TODO: - Profile to see when time is spent - Compare with qemu-img convert from https: to local file
Moving to 4.4.3. We have proof of concept that need a rewrite on current imageio code, but the performance results so far are not good enough. This requires more research and may need changes in qemu to get decent performance. The main advantage is doing an upload from URL in one step without using temporary files, but if using a temporary file is faster, we can make one step process (from user point of view) downloading to a temporary file, uploding the temporary file and deleting the file. The user experience would be the same with much less effort.

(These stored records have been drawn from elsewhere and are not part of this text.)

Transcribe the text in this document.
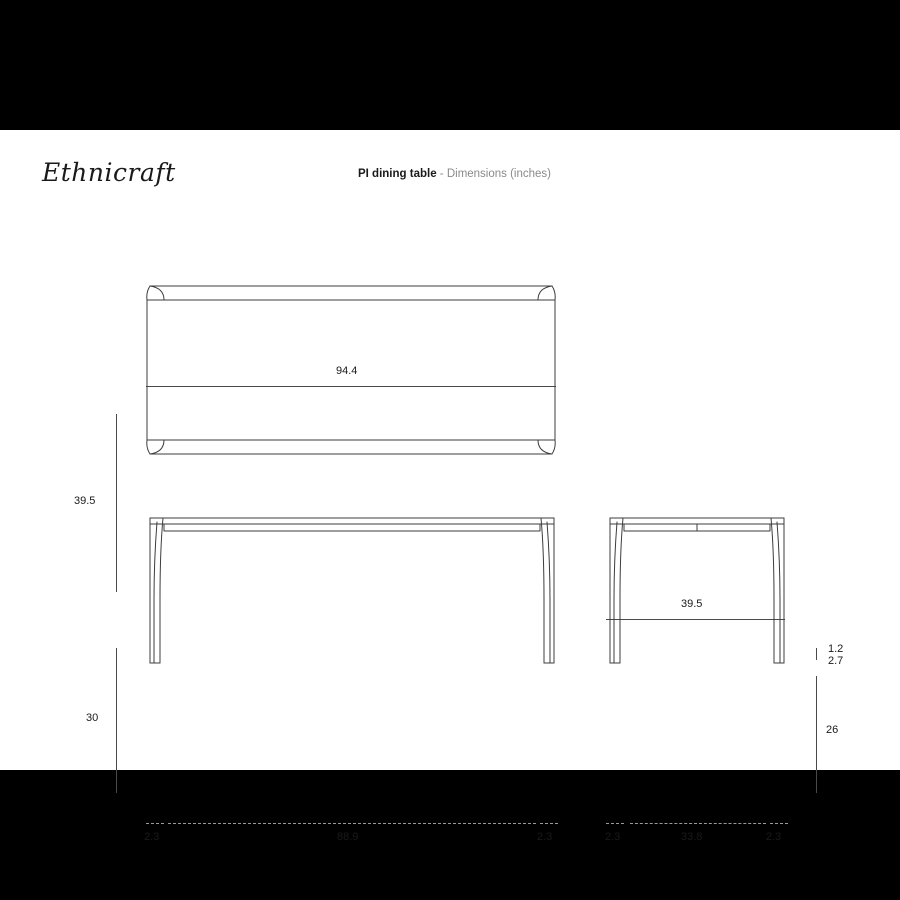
Ethnicraft	PI dining table - Dimensions (inches)
94.4
39.5
30
2.3	88.9	2.3
39.5
1.2
2.7
26
2.3	33.8	2.3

We have a new use case, uploading disks from ova file, which can use upload from NBD URL. To expose images from ova, we need to find the offset of the image data in the ova file. The info is available via tarfile module: $ python -c ' import tarfile f = tarfile.open("vm.ova") print(list({"name": m.name, "offset": m.offset_data} for m in iter(f))) ' [{'name': 'disk1.qcow2', 'offset': 512}, {'name': 'disk2.qcow2', 'offset': 455168}] We can expose the image using qemu-nbd: $ qemu-nbd --persistent --socket=/tmp/nbd1.sock --read-only --offset=512 vm.ova Now the image qcow2 data is exposed using /tmp/nbd1.sock: $ qemu-img info --output json "nbd+unix://?socket=/tmp/nbd1.sock" { "virtual-size": 209715200, "filename": "nbd+unix://?socket=/tmp/nbd1.sock", "cluster-size": 65536, "format": "qcow2", "format-specific": { "type": "qcow2", "data": { "compat": "1.1", "lazy-refcounts": false, "refcount-bits": 16, "corrupt": false } }, "dirty-flag": false } imageio client cannot consume this data if we want to support format conversion but we can add another layer of nbd server to convert the format: $ qemu-nbd --persistent --socket=/tmp/nbd2.sock --read-only nbd+unix://?socket=/tmp/nbd1.sock And now we have access to raw guest data: $ qemu-img info --output json "nbd+unix://?socket=/tmp/nbd2.sock" { "virtual-size": 209715200, "filename": "nbd+unix://?socket=/tmp/nbd2.sock", "format": "raw" } Another option is using nbdkit tar plugin, but it is not available downstream. So from imageio point of view, the missing part is being able to upload from URL, in this case, the NBD URL: nbd+unix://?socket=/tmp/nbd1.sock. So the pipeline will be: ova file -> qemu-nbd 1 -> qemu-nbd 2 -> imageio client In client.upload(filename, transfer_url), filename should support: - local file: "/path/to/image" - NBD URL: nbd+unix://?socket=/tmp/nbd1.sock
For the ova use case we have a simpler solution, see bug 1849981.
The attached patch needs a rewrite, moving back to NEW.
We are past 4.5.0 feature freeze, please re-target.
Nir, is there a concrete use case that this can be used for or is it a general enhancement to open the door for future changes/improvements (in which case we better covert this to a github issue on imageio)?
The main use case is uploading an image publish via http. Currently you need to download the image to a temporary file, and then upload from the temporary file. This is is less efficient and hard to do compared to uploading directly from the URL. I don't know about any customer request for this feature, so converting it to upstream imageio issue is a good idea.
Ack, filed: https://github.com/oVirt/ovirt-imageio/issues/65